In [5] we showed how certain lossy graph transformation systems with edge contraction rules can be viewed as well-structured transition systems with respect to the graph minor ordering [7, 8] and applied the theory to verify a leader election protocol. In later work [2] we treated another case study and analysed a termination detection protocol. The technique works for arbitrary graphs, since the minor ordering is a well-quasi-order on all graphs, but requires certain restrictions on the rule sets to obtain well-structuredness, namely the existence of edge contraction rules.
Here we will extend the approach of [5] to a general framework [6], which can handle arbitrary orders and state sufficient conditions for the backward search to be correct. We consider the subgraph ordering and the induced subgraph ordering as alternatives to the minor ordering.

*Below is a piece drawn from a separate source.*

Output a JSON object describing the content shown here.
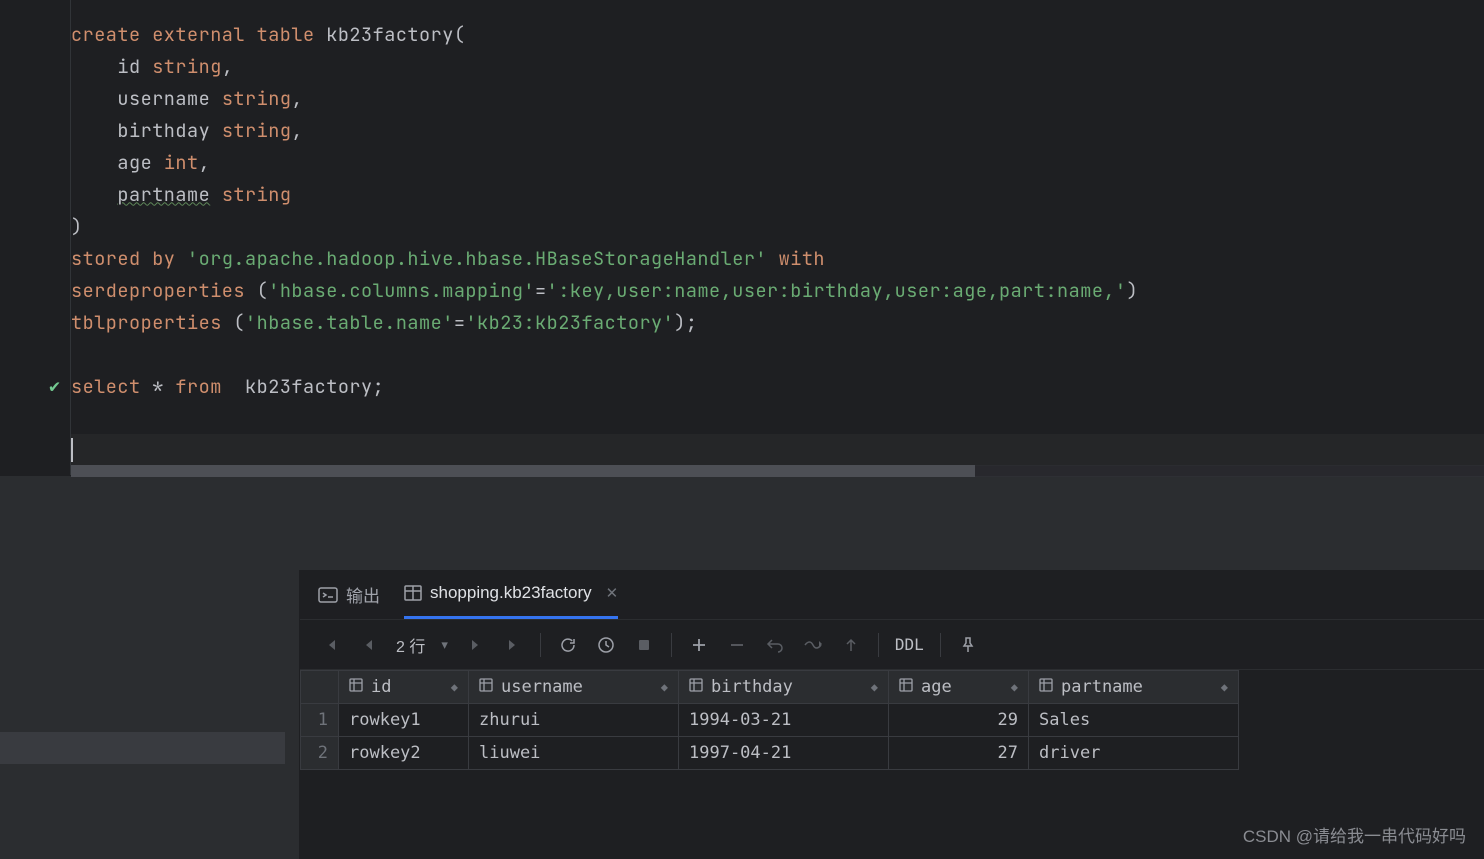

Opposed to the minor ordering, the subgraph ordering is not a well-quasi-order on the set of all graphs, but only on those graphs where the length of paths is bounded. This results in a trade-off: while the stricter order allows us to consider all possible sets of graph transformation rules (we show that these systems are all well-structured w.r.t. the subgraph ordering), we have to make sure to consider a system where only graphs satisfying this restriction are reachable. Furthermore, we gain precision in the specification of final graphs, since we can represent them via subgraphs instead of minors. The induced subgraph ordering, apart from being more precise in the specification of error graphs, in addition allows restricted negative application conditions on the rules. It turns out that the results and proofs of [5] can be transferred to this new setting.
Apart from the orders mentioned above, there are various other well-quasi-orders on graphs that could be used [3], leading to different classes of systems and different notions of coverability. Our framework can handle such partial orders if they can be represented by (partial) graph morphisms and satisfy some preservation criteria with respect to pushouts of graphs.